Des adresses, un atelier d’écriture

Pour favoriser l’écriture aux personnes en détention, la section francilienne de l’Anarchist Black Cross (ABC) met à disposition sur son blog des adresses de personnes incarcérées souhaitant recevoir du courrier ainsi que des conseils pour l’écriture.

Aussi, l’ABC Paris-IDF organise chaque mois un atelier d’écriture aux personnes incarcérées. L’ambiance y est chaleureuse et vivante. On valorise la diversité des pratiques pour permettre à chacun·e de s’exprimer selon ses envies : carte postale, écriture individuelle, mais aussi collective, dessin, découpage, etc. On propose notamment d’écrire collectivement aux dos d’affiches jolies et subversives. On peut aussi frotter des cartes postales avec de la cannelle, glisser des paillettes dans les enveloppes, etc.

Le prochain atelier aura lieu le dimanche 5 janvier 2020 (13h-17h) au Centre Social Autogéré de la Parole Errante (Montreuil).

Ce sera notamment l’occasion de montrer à Andreas Krebs que nous sommes avec lui, et à l’administration pénitentiaire qu’il n’est pas seul.

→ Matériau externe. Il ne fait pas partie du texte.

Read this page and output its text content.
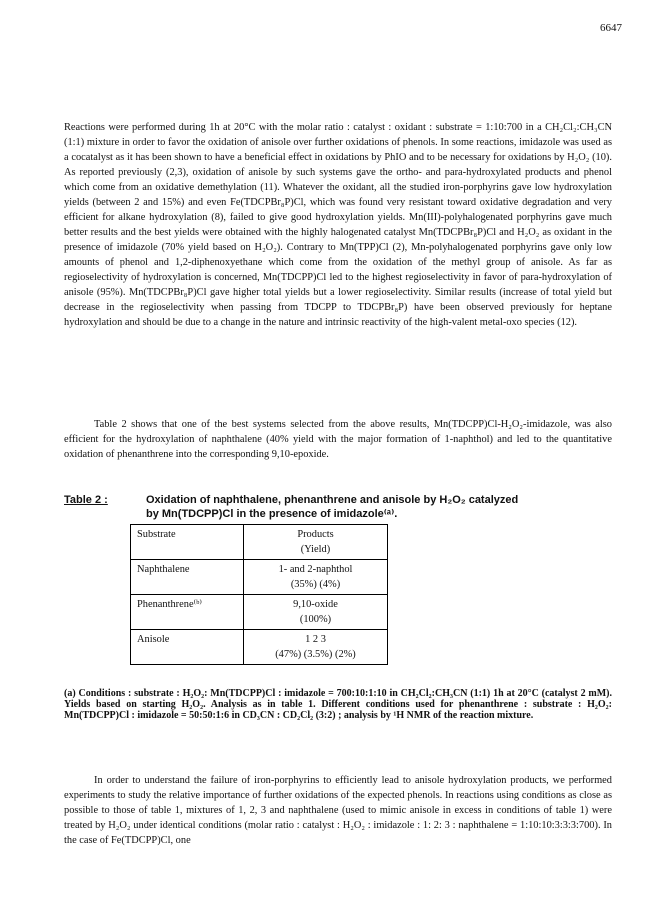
6647

Reactions were performed during 1h at 20°C with the molar ratio : catalyst : oxidant : substrate = 1:10:700 in a CH₂Cl₂:CH₃CN (1:1) mixture in order to favor the oxidation of anisole over further oxidations of phenols. In some reactions, imidazole was used as a cocatalyst as it has been shown to have a beneficial effect in oxidations by PhIO and to be necessary for oxidations by H₂O₂ (10). As reported previously (2,3), oxidation of anisole by such systems gave the ortho- and para-hydroxylated products and phenol which come from an oxidative demethylation (11). Whatever the oxidant, all the studied iron-porphyrins gave low hydroxylation yields (between 2 and 15%) and even Fe(TDCPBr₈P)Cl, which was found very resistant toward oxidative degradation and very efficient for alkane hydroxylation (8), failed to give good hydroxylation yields. Mn(III)-polyhalogenated porphyrins gave much better results and the best yields were obtained with the highly halogenated catalyst Mn(TDCPBr₈P)Cl and H₂O₂ as oxidant in the presence of imidazole (70% yield based on H₂O₂). Contrary to Mn(TPP)Cl (2), Mn-polyhalogenated porphyrins gave only low amounts of phenol and 1,2-diphenoxyethane which come from the oxidation of the methyl group of anisole. As far as regioselectivity of hydroxylation is concerned, Mn(TDCPP)Cl led to the highest regioselectivity in favor of para-hydroxylation of anisole (95%). Mn(TDCPBr₈P)Cl gave higher total yields but a lower regioselectivity. Similar results (increase of total yield but decrease in the regioselectivity when passing from TDCPP to TDCPBr₈P) have been observed previously for heptane hydroxylation and should be due to a change in the nature and intrinsic reactivity of the high-valent metal-oxo species (12).

Table 2 shows that one of the best systems selected from the above results, Mn(TDCPP)Cl-H₂O₂-imidazole, was also efficient for the hydroxylation of naphthalene (40% yield with the major formation of 1-naphthol) and led to the quantitative oxidation of phenanthrene into the corresponding 9,10-epoxide.

Table 2 :	Oxidation of naphthalene, phenanthrene and anisole by H₂O₂ catalyzed
by Mn(TDCPP)Cl in the presence of imidazole⁽ᵃ⁾.
Substrate	Products
(Yield)

Naphthalene	1- and 2-naphthol
(35%) (4%)

Phenanthrene⁽ᵇ⁾	9,10-oxide
(100%)

Anisole	1 2 3
(47%) (3.5%) (2%)
(a) Conditions : substrate : H₂O₂: Mn(TDCPP)Cl : imidazole = 700:10:1:10 in CH₂Cl₂:CH₃CN (1:1) 1h at 20°C (catalyst 2 mM). Yields based on starting H₂O₂. Analysis as in table 1. Different conditions used for phenanthrene : substrate : H₂O₂: Mn(TDCPP)Cl : imidazole = 50:50:1:6 in CD₃CN : CD₂Cl₂ (3:2) ; analysis by ¹H NMR of the reaction mixture.

In order to understand the failure of iron-porphyrins to efficiently lead to anisole hydroxylation products, we performed experiments to study the relative importance of further oxidations of the expected phenols. In reactions using conditions as close as possible to those of table 1, mixtures of 1, 2, 3 and naphthalene (used to mimic anisole in excess in conditions of table 1) were treated by H₂O₂ under identical conditions (molar ratio : catalyst : H₂O₂ : imidazole : 1: 2: 3 : naphthalene = 1:10:10:3:3:3:700). In the case of Fe(TDCPP)Cl, one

Sortons le grand jeu : nous vous appelons à venir armé.es de fleurs, de feuilles, de parfums, de confettis, d’images à découper, de poèmes, de sable, de paillettes, de couleurs, de plumes, de gommettes, d’autocollants, de papier de couleur, de photos, de cartes postales, de journaux, de tout ce qui vous semblera beau.

L’objectif : envoyer plusieurs enveloppes surchargées à Andreas. Il parle allemand, italien et anglais, mais nous saurons dépasser les barrières linguistiques pour lui montrer notre solidarité. Andreas s’intéresse particulièrement à la philosophie et aux motos, il apprécie également les énigmes.

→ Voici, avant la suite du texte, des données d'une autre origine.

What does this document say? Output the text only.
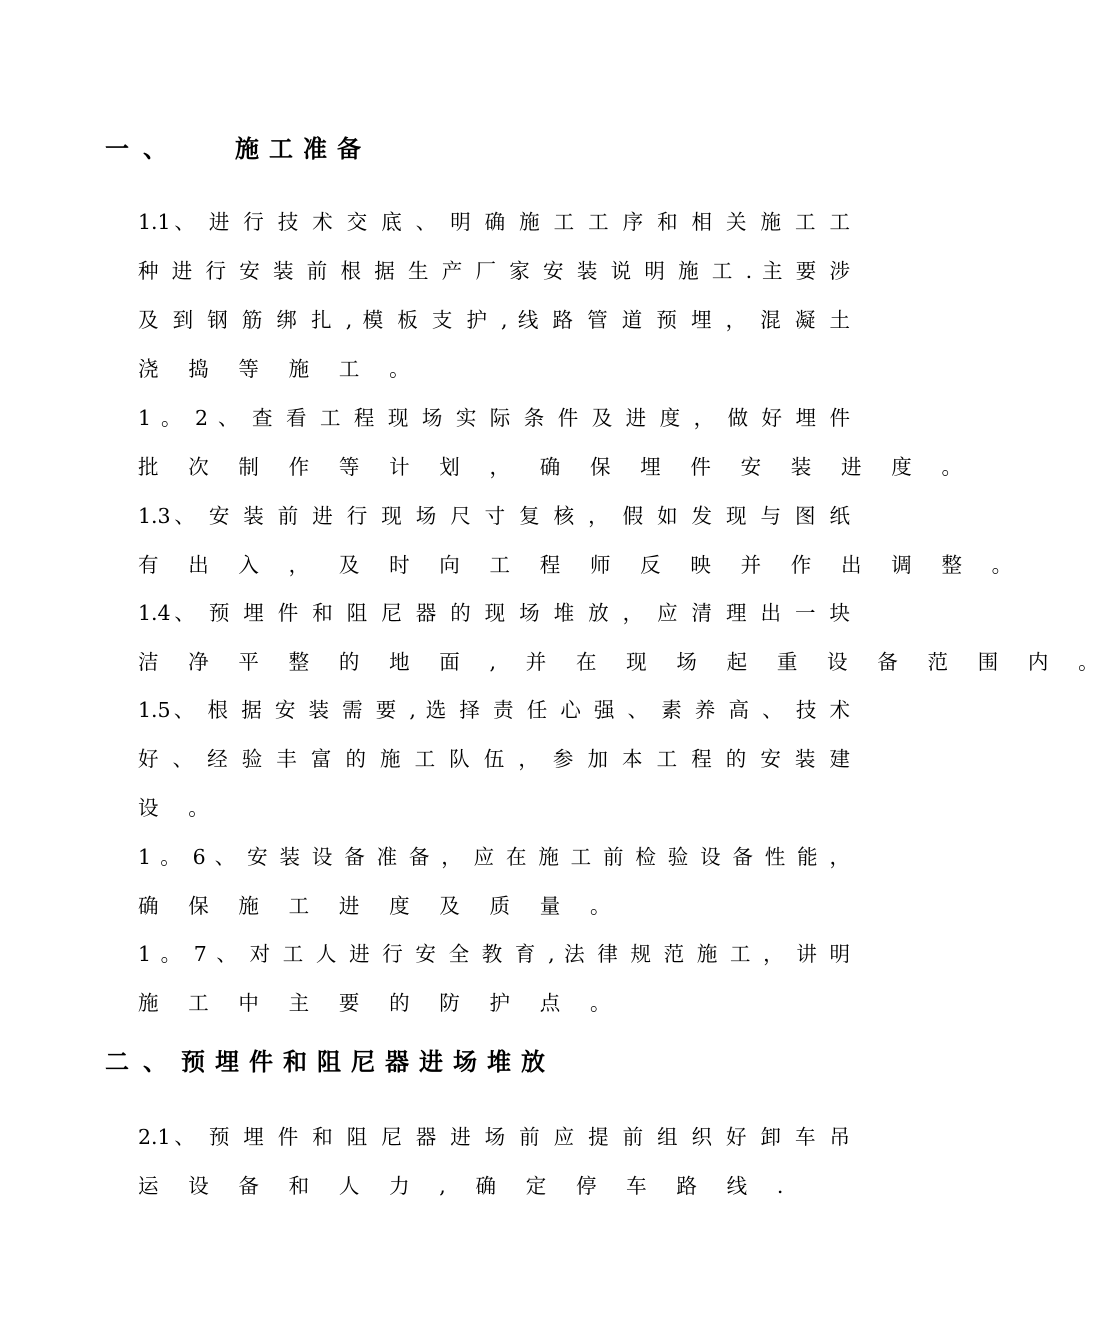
一、 施工准备
1.1、 进 行 技 术 交 底 、 明 确 施 工 工 序 和 相 关 施 工 工
种 进 行 安 装 前 根 据 生 产 厂 家 安 装 说 明 施 工 . 主 要 涉
及 到 钢 筋 绑 扎 , 模 板 支 护 , 线 路 管 道 预 埋 ， 混 凝 土
浇 捣 等 施 工 。
1 。 2 、 查 看 工 程 现 场 实 际 条 件 及 进 度 ， 做 好 埋 件
批 次 制 作 等 计 划 ， 确 保 埋 件 安 装 进 度 。
1.3、 安 装 前 进 行 现 场 尺 寸 复 核 ， 假 如 发 现 与 图 纸
有 出 入 ， 及 时 向 工 程 师 反 映 并 作 出 调 整 。
1.4、 预 埋 件 和 阻 尼 器 的 现 场 堆 放 ， 应 清 理 出 一 块
洁 净 平 整 的 地 面 , 并 在 现 场 起 重 设 备 范 围 内 。
1.5、 根 据 安 装 需 要 , 选 择 责 任 心 强 、 素 养 高 、 技 术
好 、 经 验 丰 富 的 施 工 队 伍 ， 参 加 本 工 程 的 安 装 建
设 。
1 。 6 、 安 装 设 备 准 备 ， 应 在 施 工 前 检 验 设 备 性 能 ，
确 保 施 工 进 度 及 质 量 。
1 。 7 、 对 工 人 进 行 安 全 教 育 , 法 律 规 范 施 工 ， 讲 明
施 工 中 主 要 的 防 护 点 。
二、预埋件和阻尼器进场堆放
2.1、 预 埋 件 和 阻 尼 器 进 场 前 应 提 前 组 织 好 卸 车 吊
运 设 备 和 人 力 , 确 定 停 车 路 线 .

Nous mettrons également à disposition une boîte à dons pour Andreas. L’argent récolté lui sera envoyé pour l’aider à payer ses médicaments, ses examens médicaux et de la nourriture appropriée.

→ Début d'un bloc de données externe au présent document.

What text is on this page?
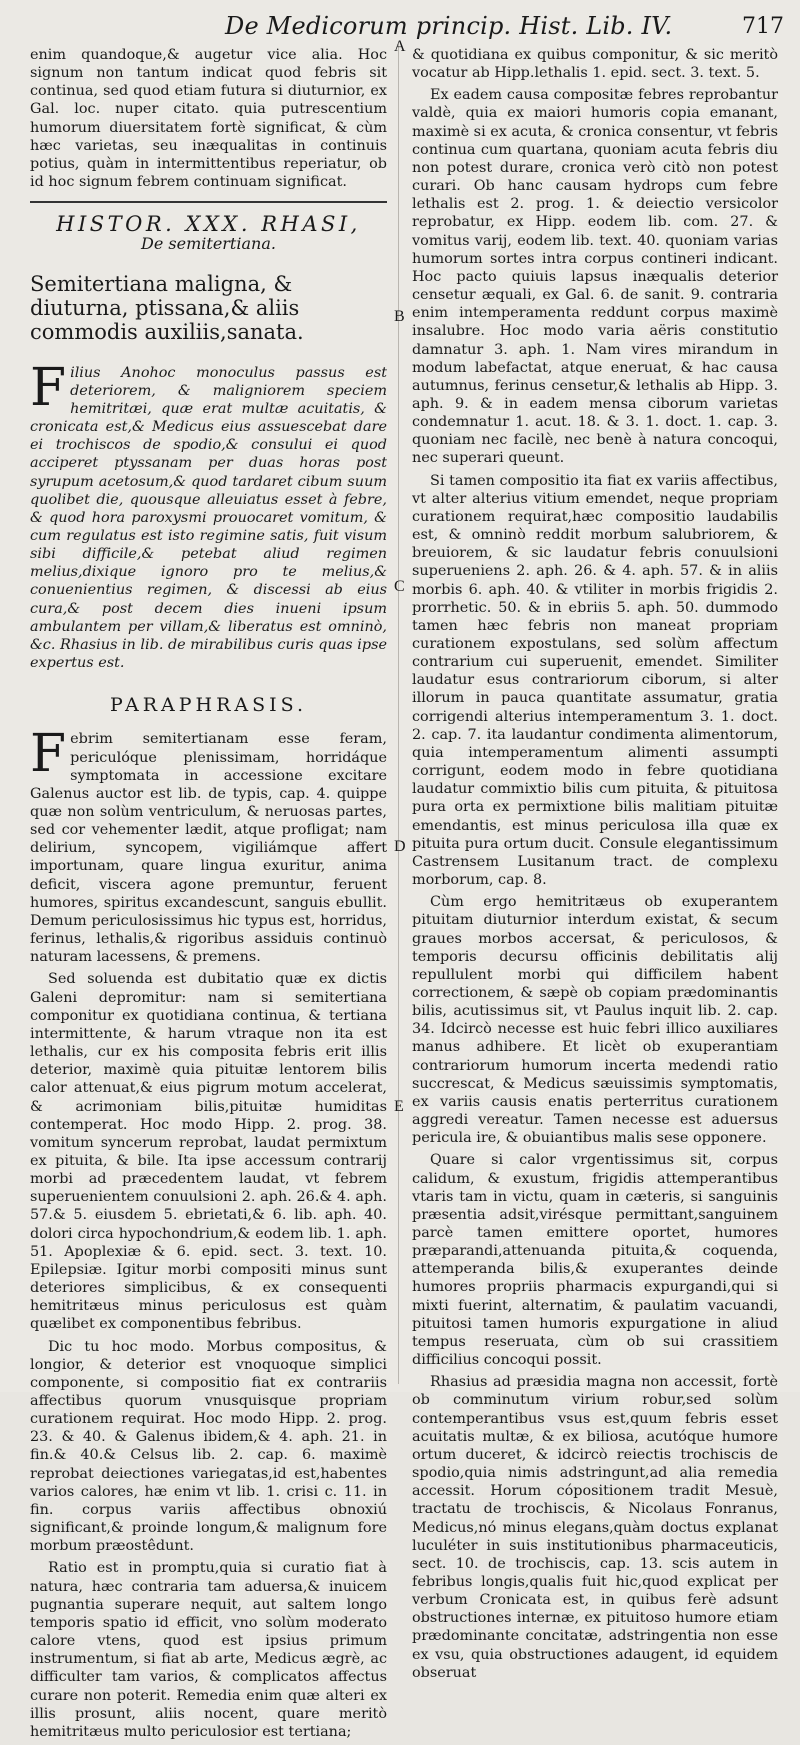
De Medicorum princip. Hist. Lib. IV.	717
A
B
C
D
E

enim quandoque,& augetur vice alia. Hoc signum non tantum indicat quod febris sit continua, sed quod etiam futura si diuturnior, ex Gal. loc. nuper citato. quia putrescentium humorum diuersitatem fortè significat, & cùm hæc varietas, seu inæqualitas in continuis potius, quàm in intermittentibus reperiatur, ob id hoc signum febrem continuam significat.

HISTOR. XXX. RHASI,
De semitertiana.
Semitertiana maligna, & diuturna, ptissana,& aliis commodis auxiliis,sanata.
Filius Anohoc monoculus passus est deteriorem, & maligniorem speciem hemitritæi, quæ erat multæ acuitatis, & cronicata est,& Medicus eius assuescebat dare ei trochiscos de spodio,& consului ei quod acciperet ptyssanam per duas horas post syrupum acetosum,& quod tardaret cibum suum quolibet die, quousque alleuiatus esset à febre, & quod hora paroxysmi prouocaret vomitum, & cum regulatus est isto regimine satis, fuit visum sibi difficile,& petebat aliud regimen melius,dixique ignoro pro te melius,& conuenientius regimen, & discessi ab eius cura,& post decem dies inueni ipsum ambulantem per villam,& liberatus est omninò, &c. Rhasius in lib. de mirabilibus curis quas ipse expertus est.
PARAPHRASIS.
Febrim semitertianam esse feram, periculóque plenissimam, horridáque symptomata in accessione excitare Galenus auctor est lib. de typis, cap. 4. quippe quæ non solùm ventriculum, & neruosas partes, sed cor vehementer lædit, atque profligat; nam delirium, syncopem, vigiliámque affert importunam, quare lingua exuritur, anima deficit, viscera agone premuntur, feruent humores, spiritus excandescunt, sanguis ebullit. Demum periculosissimus hic typus est, horridus, ferinus, lethalis,& rigoribus assiduis continuò naturam lacessens, & premens.

Sed soluenda est dubitatio quæ ex dictis Galeni depromitur: nam si semitertiana componitur ex quotidiana continua, & tertiana intermittente, & harum vtraque non ita est lethalis, cur ex his composita febris erit illis deterior, maximè quia pituitæ lentorem bilis calor attenuat,& eius pigrum motum accelerat, & acrimoniam bilis,pituitæ humiditas contemperat. Hoc modo Hipp. 2. prog. 38. vomitum syncerum reprobat, laudat permixtum ex pituita, & bile. Ita ipse accessum contrarij morbi ad præcedentem laudat, vt febrem superuenientem conuulsioni 2. aph. 26.& 4. aph. 57.& 5. eiusdem 5. ebrietati,& 6. lib. aph. 40. dolori circa hypochondrium,& eodem lib. 1. aph. 51. Apoplexiæ & 6. epid. sect. 3. text. 10. Epilepsiæ. Igitur morbi compositi minus sunt deteriores simplicibus, & ex consequenti hemitritæus minus periculosus est quàm quælibet ex componentibus febribus.

Dic tu hoc modo. Morbus compositus, & longior, & deterior est vnoquoque simplici componente, si compositio fiat ex contrariis affectibus quorum vnusquisque propriam curationem requirat. Hoc modo Hipp. 2. prog. 23. & 40. & Galenus ibidem,& 4. aph. 21. in fin.& 40.& Celsus lib. 2. cap. 6. maximè reprobat deiectiones variegatas,id est,habentes varios calores, hæ enim vt lib. 1. crisi c. 11. in fin. corpus variis affectibus obnoxiú significant,& proinde longum,& malignum fore morbum præostêdunt.

Ratio est in promptu,quia si curatio fiat à natura, hæc contraria tam aduersa,& inuicem pugnantia superare nequit, aut saltem longo temporis spatio id efficit, vno solùm moderato calore vtens, quod est ipsius primum instrumentum, si fiat ab arte, Medicus ægrè, ac difficulter tam varios, & complicatos affectus curare non poterit. Remedia enim quæ alteri ex illis prosunt, aliis nocent, quare meritò hemitritæus multo periculosior est tertiana;

& quotidiana ex quibus componitur, & sic meritò vocatur ab Hipp.lethalis 1. epid. sect. 3. text. 5.

Ex eadem causa compositæ febres reprobantur valdè, quia ex maiori humoris copia emanant, maximè si ex acuta, & cronica consentur, vt febris continua cum quartana, quoniam acuta febris diu non potest durare, cronica verò citò non potest curari. Ob hanc causam hydrops cum febre lethalis est 2. prog. 1. & deiectio versicolor reprobatur, ex Hipp. eodem lib. com. 27. & vomitus varij, eodem lib. text. 40. quoniam varias humorum sortes intra corpus contineri indicant. Hoc pacto quiuis lapsus inæqualis deterior censetur æquali, ex Gal. 6. de sanit. 9. contraria enim intemperamenta reddunt corpus maximè insalubre. Hoc modo varia aëris constitutio damnatur 3. aph. 1. Nam vires mirandum in modum labefactat, atque eneruat, & hac causa autumnus, ferinus censetur,& lethalis ab Hipp. 3. aph. 9. & in eadem mensa ciborum varietas condemnatur 1. acut. 18. & 3. 1. doct. 1. cap. 3. quoniam nec facilè, nec benè à natura concoqui, nec superari queunt.

Si tamen compositio ita fiat ex variis affectibus, vt alter alterius vitium emendet, neque propriam curationem requirat,hæc compositio laudabilis est, & omninò reddit morbum salubriorem, & breuiorem, & sic laudatur febris conuulsioni superueniens 2. aph. 26. & 4. aph. 57. & in aliis morbis 6. aph. 40. & vtiliter in morbis frigidis 2. prorrhetic. 50. & in ebriis 5. aph. 50. dummodo tamen hæc febris non maneat propriam curationem expostulans, sed solùm affectum contrarium cui superuenit, emendet. Similiter laudatur esus contrariorum ciborum, si alter illorum in pauca quantitate assumatur, gratia corrigendi alterius intemperamentum 3. 1. doct. 2. cap. 7. ita laudantur condimenta alimentorum, quia intemperamentum alimenti assumpti corrigunt, eodem modo in febre quotidiana laudatur commixtio bilis cum pituita, & pituitosa pura orta ex permixtione bilis malitiam pituitæ emendantis, est minus periculosa illa quæ ex pituita pura ortum ducit. Consule elegantissimum Castrensem Lusitanum tract. de complexu morborum, cap. 8.

Cùm ergo hemitritæus ob exuperantem pituitam diuturnior interdum existat, & secum graues morbos accersat, & periculosos, & temporis decursu officinis debilitatis alij repullulent morbi qui difficilem habent correctionem, & sæpè ob copiam prædominantis bilis, acutissimus sit, vt Paulus inquit lib. 2. cap. 34. Idcircò necesse est huic febri illico auxiliares manus adhibere. Et licèt ob exuperantiam contrariorum humorum incerta medendi ratio succrescat, & Medicus sæuissimis symptomatis, ex variis causis enatis perterritus curationem aggredi vereatur. Tamen necesse est aduersus pericula ire, & obuiantibus malis sese opponere.

Quare si calor vrgentissimus sit, corpus calidum, & exustum, frigidis attemperantibus vtaris tam in victu, quam in cæteris, si sanguinis præsentia adsit,virésque permittant,sanguinem parcè tamen emittere oportet, humores præparandi,attenuanda pituita,& coquenda, attemperanda bilis,& exuperantes deinde humores propriis pharmacis expurgandi,qui si mixti fuerint, alternatim, & paulatim vacuandi, pituitosi tamen humoris expurgatione in aliud tempus reseruata, cùm ob sui crassitiem difficilius concoqui possit.

Rhasius ad præsidia magna non accessit, fortè ob comminutum virium robur,sed solùm contemperantibus vsus est,quum febris esset acuitatis multæ, & ex biliosa, acutóque humore ortum duceret, & idcircò reiectis trochiscis de spodio,quia nimis adstringunt,ad alia remedia accessit. Horum cópositionem tradit Mesuè, tractatu de trochiscis, & Nicolaus Fonranus, Medicus,nó minus elegans,quàm doctus explanat luculéter in suis institutionibus pharmaceuticis, sect. 10. de trochiscis, cap. 13. scis autem in febribus longis,qualis fuit hic,quod explicat per verbum Cronicata est, in quibus ferè adsunt obstructiones internæ, ex pituitoso humore etiam prædominante concitatæ, adstringentia non esse ex vsu, quia obstructiones adaugent, id equidem obseruat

Si tu ne peux pas venir ce dimanche mais que tu souhaites soutenir Andreas, va faire un tour sur notre article. Tu y trouveras sûrement de quoi faire.

Chaque mort en prison est un meurtre, chaque tentative de suicide en prison est une tentative de meurtre ! Solidarité avec Andreas et avec tou.tes les détenu.es de tou.tes les prisons !

Notes

[1] Lieu d’enfermement des personnes prévenues (en attente de leur jugement et mise en « détention provisoire ») et des personnes condamnées à une peine inférieure ou égale à 2 ans. Les maisons d’arrêt regroupent la majorité de la population carcérale (plus de 67 %) avec un taux moyen d’occupation de 140% (au 1er janvier 2019). Bois d’Arcy, Fleury-Mérogis, Fresnes, Nanterre, Osny-Pontoise, Versailles et Villepinte sont des maisons d’arrêt.

[2] Ces établissements regroupent les maisons centrales et les centres de détention. On y enferme les personnes condamnées à des peines supérieures à 2 ans. Les maisons centrales enferment les détenu.es jugé.es « difficilement récupérables » pour l’État. Les dispositifs de sécurité y sont les plus renforcés. Poissy est une maison centrale. Les centres de détention enferment les détenu.es jugé.es « récupérables » pour l’État. Ces établissements sont « orientés vers la resocialisation ». Melun est un centre de détention.